Она стояла спокойно, будто сама хотела, чтобы её схватили.
– Отведите меня к тархану, – сказала она.
Сюнны не очень-то разобрали торопливую речь молодого пленника. Она повторила просьбу. На этот раз её поняли и, посовещавшись, повели куда-то.
«Охотника» доставили в маленькую, занесённую снегом юрту. Прежде чем впустить, отобрали оружие, прощупали мешок за плечами и, не обнаружив ничего подозрительного, не тронули его. Двое сюннов остались у входа, а другие пошли куда-то.
В доме никого не было. В очаге поблёскивали красные, подёрнутые пеплом угли, пол был устлан шкурами. Сылукыз сняла шубу и подошла к очагу. Ей было хорошо. Появилось ощущение покоя. Казалось, она не у врагов, а в отчем тузбашском доме. Впрочем, нет, не совсем так. Просто она не испытывала к этим людям вражды. Это правда. Но боль по-прежнему не покидала её душу.
ХIVПохороны принесли Туман-тархану облегчение. Казалось, с плеч свалилась гора. Это вовсе не означало избавления от бед, но всё же на душе стало чуточку спокойнее. Итак, с мёртвыми всё улажено, теперь пора подумать о живых.
Погибших было много, гораздо больше тех, кто остался в живых. Несмотря на это, дела, касающиеся живых, были намного сложнее. В первую очередь предстояло решить, где и как проведут они зиму. Остаться с семью-восемью тысячами людей с лошадьми в этой тесной долине или вернуться в степь? Возвращаться в степь он пока не готов, оставаться здесь – тоже… До весны корма в Куксайской долине не хватит ни для людей, ни для лошадей.

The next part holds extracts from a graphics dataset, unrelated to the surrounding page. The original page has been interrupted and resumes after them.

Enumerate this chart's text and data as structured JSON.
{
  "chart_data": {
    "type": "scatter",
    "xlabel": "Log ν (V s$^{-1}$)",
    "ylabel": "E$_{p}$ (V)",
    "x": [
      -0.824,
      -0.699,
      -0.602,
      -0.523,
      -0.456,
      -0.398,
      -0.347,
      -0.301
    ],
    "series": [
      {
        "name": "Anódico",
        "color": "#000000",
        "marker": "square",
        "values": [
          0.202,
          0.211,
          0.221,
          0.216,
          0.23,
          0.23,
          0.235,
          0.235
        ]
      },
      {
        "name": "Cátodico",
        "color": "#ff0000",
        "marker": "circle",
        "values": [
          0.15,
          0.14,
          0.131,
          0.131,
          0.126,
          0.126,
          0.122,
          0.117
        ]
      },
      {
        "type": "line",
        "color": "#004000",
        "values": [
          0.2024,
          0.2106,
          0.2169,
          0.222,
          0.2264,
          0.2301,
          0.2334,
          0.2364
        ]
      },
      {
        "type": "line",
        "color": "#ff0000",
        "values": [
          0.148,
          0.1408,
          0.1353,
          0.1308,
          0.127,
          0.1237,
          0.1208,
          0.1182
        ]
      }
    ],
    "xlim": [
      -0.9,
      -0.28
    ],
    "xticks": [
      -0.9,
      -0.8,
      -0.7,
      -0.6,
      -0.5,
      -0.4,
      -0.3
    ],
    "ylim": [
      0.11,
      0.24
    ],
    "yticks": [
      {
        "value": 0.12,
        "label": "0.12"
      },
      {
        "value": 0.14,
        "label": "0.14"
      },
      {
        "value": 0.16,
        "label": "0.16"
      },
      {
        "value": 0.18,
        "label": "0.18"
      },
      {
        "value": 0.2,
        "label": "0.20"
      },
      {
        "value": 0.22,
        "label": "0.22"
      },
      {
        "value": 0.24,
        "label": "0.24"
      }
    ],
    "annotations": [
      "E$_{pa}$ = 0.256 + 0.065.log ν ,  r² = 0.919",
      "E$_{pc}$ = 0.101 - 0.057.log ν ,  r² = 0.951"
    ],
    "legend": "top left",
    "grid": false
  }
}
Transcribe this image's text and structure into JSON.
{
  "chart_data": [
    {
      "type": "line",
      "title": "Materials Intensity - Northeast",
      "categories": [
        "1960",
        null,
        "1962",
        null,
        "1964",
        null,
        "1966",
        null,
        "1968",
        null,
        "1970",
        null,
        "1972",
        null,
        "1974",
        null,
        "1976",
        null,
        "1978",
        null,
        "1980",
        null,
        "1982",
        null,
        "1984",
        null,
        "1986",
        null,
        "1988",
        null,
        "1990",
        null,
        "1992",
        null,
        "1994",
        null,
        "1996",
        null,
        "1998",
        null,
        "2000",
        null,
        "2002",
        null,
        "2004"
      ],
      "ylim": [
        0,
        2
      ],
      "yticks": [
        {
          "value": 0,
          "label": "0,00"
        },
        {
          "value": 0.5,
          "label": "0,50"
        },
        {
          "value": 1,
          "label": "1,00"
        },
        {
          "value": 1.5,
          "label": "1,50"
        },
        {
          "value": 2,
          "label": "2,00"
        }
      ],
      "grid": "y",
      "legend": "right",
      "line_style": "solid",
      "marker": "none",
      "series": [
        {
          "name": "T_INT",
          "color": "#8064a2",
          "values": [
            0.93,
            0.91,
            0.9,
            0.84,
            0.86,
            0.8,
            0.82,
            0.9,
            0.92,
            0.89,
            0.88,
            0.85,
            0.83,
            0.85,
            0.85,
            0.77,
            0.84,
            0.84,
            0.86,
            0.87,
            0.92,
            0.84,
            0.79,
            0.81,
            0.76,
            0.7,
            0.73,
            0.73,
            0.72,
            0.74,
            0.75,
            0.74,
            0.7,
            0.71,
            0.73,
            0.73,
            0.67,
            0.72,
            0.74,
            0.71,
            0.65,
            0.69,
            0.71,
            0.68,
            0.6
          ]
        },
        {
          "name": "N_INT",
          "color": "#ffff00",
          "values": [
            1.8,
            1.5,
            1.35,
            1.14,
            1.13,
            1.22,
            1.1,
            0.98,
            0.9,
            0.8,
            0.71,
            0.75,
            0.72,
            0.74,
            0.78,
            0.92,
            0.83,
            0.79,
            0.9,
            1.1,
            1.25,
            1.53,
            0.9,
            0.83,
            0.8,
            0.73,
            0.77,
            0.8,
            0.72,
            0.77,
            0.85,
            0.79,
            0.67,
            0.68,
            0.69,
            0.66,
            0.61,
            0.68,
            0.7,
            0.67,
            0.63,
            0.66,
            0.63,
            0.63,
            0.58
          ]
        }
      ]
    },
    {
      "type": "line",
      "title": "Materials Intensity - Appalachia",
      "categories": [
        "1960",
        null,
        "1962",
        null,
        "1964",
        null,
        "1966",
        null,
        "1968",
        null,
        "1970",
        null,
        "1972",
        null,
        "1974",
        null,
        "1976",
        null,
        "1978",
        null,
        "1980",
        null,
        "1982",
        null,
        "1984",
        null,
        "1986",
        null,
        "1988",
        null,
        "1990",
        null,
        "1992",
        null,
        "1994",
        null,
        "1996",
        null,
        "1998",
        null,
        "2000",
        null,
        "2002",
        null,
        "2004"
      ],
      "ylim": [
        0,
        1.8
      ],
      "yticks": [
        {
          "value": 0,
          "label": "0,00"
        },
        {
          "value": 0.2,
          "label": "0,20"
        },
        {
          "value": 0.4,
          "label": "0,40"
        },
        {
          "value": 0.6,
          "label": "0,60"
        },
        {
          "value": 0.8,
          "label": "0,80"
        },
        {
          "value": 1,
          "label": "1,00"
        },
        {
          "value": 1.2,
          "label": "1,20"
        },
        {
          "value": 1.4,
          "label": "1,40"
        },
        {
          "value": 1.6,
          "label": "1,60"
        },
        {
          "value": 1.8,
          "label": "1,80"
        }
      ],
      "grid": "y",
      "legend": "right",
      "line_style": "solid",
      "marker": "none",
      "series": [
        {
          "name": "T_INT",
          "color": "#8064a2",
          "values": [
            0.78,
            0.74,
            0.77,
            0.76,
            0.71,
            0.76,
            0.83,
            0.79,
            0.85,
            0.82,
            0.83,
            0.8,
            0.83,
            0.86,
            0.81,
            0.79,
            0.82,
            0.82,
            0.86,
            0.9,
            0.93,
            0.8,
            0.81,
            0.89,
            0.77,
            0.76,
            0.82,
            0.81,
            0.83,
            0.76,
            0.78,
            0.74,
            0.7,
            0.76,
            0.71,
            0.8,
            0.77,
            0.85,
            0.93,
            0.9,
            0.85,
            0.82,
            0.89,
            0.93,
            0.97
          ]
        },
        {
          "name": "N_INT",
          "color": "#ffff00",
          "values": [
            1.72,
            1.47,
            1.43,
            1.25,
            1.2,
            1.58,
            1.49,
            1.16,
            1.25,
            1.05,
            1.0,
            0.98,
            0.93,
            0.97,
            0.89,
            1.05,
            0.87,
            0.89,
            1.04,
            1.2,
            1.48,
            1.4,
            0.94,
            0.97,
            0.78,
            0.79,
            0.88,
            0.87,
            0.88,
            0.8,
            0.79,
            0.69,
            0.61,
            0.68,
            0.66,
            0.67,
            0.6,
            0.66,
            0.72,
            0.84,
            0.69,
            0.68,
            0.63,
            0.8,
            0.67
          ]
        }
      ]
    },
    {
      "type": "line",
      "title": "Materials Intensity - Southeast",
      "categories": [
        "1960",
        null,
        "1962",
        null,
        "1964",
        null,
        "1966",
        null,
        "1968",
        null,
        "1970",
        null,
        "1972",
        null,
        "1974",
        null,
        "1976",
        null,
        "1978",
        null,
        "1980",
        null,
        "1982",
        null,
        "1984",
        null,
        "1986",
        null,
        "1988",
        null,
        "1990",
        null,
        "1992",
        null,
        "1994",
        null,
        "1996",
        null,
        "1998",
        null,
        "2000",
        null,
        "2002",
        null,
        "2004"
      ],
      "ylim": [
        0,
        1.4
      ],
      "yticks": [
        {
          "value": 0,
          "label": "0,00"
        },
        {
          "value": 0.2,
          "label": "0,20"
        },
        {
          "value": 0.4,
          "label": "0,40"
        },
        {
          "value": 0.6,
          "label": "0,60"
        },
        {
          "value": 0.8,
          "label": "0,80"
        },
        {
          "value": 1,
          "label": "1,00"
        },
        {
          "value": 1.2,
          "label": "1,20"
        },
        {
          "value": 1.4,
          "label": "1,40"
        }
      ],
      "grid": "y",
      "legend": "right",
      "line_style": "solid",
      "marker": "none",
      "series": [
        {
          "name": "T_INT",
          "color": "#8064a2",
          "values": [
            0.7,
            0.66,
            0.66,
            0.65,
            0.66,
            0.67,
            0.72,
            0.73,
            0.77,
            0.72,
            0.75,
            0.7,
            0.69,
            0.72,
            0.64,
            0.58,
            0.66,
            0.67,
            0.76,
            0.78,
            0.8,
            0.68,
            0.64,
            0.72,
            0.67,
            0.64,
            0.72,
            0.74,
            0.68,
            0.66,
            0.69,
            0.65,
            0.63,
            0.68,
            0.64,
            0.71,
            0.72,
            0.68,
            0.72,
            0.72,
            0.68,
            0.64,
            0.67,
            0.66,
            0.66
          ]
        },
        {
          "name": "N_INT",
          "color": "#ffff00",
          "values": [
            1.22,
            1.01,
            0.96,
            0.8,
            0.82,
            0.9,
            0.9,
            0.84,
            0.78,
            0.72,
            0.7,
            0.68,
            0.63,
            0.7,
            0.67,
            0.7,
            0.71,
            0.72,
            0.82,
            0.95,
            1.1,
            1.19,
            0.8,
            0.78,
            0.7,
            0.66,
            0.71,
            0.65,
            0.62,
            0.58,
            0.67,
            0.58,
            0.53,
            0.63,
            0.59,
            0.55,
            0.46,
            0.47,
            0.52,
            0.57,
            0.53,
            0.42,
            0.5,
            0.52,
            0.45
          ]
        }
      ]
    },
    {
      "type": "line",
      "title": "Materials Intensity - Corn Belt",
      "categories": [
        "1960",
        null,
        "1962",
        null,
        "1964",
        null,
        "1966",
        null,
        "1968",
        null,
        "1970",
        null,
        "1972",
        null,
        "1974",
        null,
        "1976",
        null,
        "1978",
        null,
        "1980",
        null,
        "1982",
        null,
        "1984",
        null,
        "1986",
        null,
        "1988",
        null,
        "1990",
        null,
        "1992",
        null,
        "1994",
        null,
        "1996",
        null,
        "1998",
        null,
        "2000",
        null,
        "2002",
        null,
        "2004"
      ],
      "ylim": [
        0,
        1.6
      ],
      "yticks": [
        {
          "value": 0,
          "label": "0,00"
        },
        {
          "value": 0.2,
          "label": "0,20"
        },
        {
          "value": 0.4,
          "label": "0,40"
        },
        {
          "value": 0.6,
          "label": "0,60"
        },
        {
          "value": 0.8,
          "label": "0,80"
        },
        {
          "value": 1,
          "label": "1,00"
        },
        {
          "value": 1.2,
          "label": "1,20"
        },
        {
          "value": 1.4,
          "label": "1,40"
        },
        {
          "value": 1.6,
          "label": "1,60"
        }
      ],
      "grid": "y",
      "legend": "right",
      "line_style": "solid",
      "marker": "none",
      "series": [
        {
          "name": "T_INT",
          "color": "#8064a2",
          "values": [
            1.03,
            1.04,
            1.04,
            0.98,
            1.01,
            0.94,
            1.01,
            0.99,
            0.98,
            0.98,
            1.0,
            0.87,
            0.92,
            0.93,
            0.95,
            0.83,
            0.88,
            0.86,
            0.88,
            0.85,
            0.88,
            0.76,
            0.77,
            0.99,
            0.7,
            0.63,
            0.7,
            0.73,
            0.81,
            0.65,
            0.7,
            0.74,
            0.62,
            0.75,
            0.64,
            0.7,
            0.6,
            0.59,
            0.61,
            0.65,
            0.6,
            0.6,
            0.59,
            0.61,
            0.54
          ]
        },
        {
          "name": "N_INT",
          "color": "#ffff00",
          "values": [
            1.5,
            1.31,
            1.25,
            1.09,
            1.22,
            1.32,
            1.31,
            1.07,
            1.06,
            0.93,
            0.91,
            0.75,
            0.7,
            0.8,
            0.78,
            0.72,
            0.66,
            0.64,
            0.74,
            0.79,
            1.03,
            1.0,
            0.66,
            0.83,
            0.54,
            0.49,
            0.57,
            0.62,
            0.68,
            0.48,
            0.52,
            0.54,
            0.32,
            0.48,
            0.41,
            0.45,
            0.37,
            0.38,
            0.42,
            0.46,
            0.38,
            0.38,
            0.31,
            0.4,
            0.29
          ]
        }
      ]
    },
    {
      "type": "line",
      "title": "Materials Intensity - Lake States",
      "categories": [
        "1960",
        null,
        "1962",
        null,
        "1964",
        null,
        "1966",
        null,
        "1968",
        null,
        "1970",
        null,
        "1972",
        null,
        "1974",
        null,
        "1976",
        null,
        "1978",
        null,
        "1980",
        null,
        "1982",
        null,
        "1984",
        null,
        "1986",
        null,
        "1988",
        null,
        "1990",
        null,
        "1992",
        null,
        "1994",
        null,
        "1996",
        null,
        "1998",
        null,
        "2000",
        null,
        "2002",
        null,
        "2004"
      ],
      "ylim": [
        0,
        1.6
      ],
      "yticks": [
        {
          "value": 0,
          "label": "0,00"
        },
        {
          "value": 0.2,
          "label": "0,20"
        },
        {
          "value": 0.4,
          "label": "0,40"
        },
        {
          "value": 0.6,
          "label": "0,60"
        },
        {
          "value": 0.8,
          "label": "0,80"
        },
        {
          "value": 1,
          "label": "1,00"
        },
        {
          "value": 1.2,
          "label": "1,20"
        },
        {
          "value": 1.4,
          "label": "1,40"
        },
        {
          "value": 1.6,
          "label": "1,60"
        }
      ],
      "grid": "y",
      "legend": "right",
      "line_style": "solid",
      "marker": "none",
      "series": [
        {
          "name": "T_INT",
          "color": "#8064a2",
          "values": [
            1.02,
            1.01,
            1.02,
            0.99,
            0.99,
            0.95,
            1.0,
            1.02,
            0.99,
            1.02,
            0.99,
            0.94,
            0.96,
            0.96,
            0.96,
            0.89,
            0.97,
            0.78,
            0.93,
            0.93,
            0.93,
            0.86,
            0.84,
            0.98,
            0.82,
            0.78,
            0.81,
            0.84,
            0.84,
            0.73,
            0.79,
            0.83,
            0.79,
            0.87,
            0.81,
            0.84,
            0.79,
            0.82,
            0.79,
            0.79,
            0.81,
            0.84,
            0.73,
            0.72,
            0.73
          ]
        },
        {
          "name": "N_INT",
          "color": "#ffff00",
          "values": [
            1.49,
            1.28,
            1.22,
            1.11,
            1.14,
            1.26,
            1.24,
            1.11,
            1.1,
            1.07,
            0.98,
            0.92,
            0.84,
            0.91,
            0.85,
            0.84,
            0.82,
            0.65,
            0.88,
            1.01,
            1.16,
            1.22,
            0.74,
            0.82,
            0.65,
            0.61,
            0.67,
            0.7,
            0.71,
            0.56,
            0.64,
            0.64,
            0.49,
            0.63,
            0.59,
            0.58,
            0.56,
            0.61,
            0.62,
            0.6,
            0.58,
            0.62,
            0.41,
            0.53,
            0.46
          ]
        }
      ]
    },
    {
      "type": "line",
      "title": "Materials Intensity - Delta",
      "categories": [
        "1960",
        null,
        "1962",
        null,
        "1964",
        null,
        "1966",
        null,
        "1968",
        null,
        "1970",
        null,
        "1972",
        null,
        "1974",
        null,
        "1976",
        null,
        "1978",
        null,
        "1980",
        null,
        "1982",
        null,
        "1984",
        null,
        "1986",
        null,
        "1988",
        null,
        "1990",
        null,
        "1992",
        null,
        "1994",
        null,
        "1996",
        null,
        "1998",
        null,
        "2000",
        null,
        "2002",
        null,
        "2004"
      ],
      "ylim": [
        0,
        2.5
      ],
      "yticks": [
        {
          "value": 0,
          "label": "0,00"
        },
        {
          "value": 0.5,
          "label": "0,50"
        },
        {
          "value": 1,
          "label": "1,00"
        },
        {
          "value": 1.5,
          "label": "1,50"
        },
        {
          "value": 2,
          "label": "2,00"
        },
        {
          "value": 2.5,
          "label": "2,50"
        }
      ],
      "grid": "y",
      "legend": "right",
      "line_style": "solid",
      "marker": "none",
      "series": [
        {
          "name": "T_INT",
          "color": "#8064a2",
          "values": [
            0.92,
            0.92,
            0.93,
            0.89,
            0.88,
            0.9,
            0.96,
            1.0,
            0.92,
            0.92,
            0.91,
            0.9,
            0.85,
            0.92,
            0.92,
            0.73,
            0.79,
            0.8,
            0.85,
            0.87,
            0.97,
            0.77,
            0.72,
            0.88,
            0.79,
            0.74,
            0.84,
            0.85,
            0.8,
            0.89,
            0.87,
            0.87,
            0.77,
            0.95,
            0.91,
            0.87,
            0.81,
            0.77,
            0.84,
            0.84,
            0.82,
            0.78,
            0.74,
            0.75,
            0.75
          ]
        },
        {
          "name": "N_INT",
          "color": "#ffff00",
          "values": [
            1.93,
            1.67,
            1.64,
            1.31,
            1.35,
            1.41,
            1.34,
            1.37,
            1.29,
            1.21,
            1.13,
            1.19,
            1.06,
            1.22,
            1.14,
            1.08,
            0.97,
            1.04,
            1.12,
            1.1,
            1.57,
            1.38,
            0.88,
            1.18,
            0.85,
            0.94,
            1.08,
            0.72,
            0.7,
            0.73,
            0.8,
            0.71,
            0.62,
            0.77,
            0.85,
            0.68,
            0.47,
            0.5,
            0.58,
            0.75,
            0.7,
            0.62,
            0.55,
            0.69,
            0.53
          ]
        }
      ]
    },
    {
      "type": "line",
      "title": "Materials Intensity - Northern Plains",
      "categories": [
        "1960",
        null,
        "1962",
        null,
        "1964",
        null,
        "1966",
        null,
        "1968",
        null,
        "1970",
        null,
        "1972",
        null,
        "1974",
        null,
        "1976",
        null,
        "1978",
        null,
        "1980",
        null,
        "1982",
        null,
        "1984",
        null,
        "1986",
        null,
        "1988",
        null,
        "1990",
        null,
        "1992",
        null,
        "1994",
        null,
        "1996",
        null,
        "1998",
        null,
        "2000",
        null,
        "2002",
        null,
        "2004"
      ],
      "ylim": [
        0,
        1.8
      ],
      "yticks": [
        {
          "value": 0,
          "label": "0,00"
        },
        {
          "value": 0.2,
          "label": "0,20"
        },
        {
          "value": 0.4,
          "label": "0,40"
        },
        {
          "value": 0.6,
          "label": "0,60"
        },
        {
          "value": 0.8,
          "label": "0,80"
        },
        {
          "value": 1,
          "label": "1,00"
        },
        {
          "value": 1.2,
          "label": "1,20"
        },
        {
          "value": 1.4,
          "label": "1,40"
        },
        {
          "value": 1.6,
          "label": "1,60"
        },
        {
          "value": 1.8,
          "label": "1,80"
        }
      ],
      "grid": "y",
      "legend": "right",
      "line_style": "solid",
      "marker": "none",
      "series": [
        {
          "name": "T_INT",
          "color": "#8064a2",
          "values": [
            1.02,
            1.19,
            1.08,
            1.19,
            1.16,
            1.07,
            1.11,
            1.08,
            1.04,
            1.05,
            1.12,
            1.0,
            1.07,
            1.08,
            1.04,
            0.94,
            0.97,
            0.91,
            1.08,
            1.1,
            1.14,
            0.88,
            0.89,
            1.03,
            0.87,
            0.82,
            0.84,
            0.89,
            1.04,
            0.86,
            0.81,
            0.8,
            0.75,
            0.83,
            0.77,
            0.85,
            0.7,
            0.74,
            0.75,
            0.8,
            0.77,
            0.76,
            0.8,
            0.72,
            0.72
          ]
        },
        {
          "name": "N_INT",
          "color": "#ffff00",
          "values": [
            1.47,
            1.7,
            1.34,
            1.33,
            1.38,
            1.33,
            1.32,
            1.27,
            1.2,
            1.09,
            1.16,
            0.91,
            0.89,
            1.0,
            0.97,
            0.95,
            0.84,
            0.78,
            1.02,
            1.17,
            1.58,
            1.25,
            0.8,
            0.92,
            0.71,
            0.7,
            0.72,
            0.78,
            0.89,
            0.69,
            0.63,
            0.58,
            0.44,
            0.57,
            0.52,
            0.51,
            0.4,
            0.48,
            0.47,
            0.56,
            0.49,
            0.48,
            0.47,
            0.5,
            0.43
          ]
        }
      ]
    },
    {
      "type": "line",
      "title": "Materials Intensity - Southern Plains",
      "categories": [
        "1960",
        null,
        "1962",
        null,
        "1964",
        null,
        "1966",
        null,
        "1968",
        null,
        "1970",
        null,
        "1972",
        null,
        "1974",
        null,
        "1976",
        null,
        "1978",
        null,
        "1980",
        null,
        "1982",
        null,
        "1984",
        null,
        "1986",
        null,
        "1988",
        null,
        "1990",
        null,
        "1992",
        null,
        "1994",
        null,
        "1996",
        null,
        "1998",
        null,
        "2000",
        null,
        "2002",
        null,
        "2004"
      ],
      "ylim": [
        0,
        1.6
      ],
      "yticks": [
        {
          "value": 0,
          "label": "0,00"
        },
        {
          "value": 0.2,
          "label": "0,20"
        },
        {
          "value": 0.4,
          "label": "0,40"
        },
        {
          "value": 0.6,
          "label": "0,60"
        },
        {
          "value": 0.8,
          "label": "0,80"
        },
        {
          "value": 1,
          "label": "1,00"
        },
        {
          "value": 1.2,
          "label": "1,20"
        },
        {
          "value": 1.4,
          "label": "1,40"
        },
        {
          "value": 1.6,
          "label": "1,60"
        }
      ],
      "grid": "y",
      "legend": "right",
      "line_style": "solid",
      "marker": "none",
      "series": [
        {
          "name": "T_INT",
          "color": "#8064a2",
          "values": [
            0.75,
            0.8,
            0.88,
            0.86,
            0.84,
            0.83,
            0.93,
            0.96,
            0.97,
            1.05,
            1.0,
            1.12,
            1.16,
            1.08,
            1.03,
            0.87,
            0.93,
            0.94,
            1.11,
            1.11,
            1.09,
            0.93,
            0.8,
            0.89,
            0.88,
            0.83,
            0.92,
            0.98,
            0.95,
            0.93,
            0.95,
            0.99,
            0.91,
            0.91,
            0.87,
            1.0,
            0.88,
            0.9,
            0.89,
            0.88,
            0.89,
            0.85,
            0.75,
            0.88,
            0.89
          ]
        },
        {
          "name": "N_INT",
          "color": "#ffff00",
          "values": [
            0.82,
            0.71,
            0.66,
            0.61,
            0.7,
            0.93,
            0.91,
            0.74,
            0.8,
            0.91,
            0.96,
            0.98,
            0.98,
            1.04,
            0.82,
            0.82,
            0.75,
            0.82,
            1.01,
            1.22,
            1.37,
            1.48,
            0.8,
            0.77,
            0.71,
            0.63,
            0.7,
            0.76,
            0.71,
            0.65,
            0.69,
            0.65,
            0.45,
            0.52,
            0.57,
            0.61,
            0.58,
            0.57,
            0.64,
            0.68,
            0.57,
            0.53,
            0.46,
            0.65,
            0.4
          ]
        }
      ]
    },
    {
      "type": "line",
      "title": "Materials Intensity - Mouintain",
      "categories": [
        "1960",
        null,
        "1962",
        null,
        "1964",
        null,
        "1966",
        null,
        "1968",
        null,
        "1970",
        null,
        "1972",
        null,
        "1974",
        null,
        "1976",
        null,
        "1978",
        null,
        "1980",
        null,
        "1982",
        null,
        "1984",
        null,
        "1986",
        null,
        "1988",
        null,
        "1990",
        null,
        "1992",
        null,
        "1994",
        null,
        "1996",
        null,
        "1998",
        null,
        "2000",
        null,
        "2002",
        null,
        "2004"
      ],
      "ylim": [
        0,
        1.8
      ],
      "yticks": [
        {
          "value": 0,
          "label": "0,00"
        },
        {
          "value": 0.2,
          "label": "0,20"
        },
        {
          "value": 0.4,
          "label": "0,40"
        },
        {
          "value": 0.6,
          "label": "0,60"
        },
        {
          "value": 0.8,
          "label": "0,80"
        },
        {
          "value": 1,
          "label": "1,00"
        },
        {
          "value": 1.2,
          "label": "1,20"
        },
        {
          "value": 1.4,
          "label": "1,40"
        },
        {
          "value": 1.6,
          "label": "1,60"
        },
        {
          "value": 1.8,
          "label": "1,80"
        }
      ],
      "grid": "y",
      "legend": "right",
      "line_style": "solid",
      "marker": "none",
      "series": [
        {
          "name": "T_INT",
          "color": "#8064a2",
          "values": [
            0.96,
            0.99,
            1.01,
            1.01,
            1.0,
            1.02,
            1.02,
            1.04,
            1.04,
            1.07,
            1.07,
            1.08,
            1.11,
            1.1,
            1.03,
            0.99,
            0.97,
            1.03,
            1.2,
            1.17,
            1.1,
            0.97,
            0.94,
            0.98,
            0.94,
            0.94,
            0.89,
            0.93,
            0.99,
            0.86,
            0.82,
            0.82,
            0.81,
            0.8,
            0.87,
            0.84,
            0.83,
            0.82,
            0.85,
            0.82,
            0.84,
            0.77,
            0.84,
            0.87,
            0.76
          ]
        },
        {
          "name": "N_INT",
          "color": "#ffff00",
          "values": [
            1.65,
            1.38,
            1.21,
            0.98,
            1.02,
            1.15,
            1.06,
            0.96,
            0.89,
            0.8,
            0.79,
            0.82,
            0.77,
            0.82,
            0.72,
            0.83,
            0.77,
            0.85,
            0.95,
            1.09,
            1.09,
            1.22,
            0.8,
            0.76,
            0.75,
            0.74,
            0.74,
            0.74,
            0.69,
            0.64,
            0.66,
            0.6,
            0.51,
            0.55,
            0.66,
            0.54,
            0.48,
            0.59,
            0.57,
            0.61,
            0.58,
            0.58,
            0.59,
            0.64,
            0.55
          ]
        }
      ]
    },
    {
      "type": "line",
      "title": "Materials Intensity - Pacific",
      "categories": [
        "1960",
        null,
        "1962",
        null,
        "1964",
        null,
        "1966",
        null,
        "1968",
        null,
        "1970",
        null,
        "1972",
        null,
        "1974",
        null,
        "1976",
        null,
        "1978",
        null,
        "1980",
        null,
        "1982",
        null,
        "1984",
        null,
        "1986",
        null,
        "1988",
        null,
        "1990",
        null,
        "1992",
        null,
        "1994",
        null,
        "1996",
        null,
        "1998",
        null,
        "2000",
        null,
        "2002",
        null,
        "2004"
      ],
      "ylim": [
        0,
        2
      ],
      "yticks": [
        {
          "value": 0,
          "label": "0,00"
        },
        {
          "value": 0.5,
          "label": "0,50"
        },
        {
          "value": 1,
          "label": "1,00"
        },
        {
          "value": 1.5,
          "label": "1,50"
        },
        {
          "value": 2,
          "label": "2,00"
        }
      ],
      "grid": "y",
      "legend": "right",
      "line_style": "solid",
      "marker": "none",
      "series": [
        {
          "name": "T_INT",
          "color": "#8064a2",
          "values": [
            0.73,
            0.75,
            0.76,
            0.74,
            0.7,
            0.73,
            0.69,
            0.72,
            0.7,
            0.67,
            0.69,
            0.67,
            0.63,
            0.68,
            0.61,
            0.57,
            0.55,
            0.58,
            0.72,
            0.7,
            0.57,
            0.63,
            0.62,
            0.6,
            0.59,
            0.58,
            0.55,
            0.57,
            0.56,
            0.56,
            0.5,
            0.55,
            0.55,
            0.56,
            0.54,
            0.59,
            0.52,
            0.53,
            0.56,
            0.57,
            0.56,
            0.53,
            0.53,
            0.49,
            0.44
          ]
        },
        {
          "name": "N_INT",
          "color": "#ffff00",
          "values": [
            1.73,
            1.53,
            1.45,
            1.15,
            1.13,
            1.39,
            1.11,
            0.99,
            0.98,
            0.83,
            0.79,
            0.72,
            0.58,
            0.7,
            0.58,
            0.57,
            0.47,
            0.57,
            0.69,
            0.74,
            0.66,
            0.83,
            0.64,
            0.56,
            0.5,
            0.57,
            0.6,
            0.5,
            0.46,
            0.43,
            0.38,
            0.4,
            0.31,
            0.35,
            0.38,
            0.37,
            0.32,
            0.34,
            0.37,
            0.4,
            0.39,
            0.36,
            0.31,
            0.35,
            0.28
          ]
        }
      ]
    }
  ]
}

На другой же день после похорон он собрал приближённых на совет. Здешний его дом, по сравнению с домом в степи похож на жилище бедняка. Хотя приглашённых было немного, им пришлось сидеть в тесноте, прижавшись друг к другу.
Подкрепившись слегка, мужчины не спеша, обстоятельно приступили к обсуждению своего положения. Говорили о собственных неудобствах – тесноте в жилищах, о недостатке подножного корма. На вопрос: «Что делать?» каждый отвечал по-своему. Одни говорили: Ментьяну сюда не дотянуться, надо уходить в степь; другие предлагали до весны не трогаться. Так, например, считал Котлуг-бек.
– Каждому оставим по одной лошади, – предложил он, – остальных пустим на мясо. Если поступим так, то и люди будут живы, и лошади с голоду не пропадут.
– А чем же лошади кормиться станут? – мрачно поинтересовался тархан. – Снегом разве?
Мужчины невесело усмехнулись.
– В горах есть открытые места, – сказал Котлуг-бек, – кипчакские киргили всю зиму пасут там свой скот.
– Верно! – волнуясь, вмешался Салчак, спеша опередить других и не желая упустить возможность похвастаться. – Вчера только я целое стадо пригнал оттуда!
Все поняли, что он напрашивается на похвалу тархана и были смущены таким бахвальством.
– Ну, положим, все живы останутся, но чем же мы здесь заниматься-то станем? – спросил тархан.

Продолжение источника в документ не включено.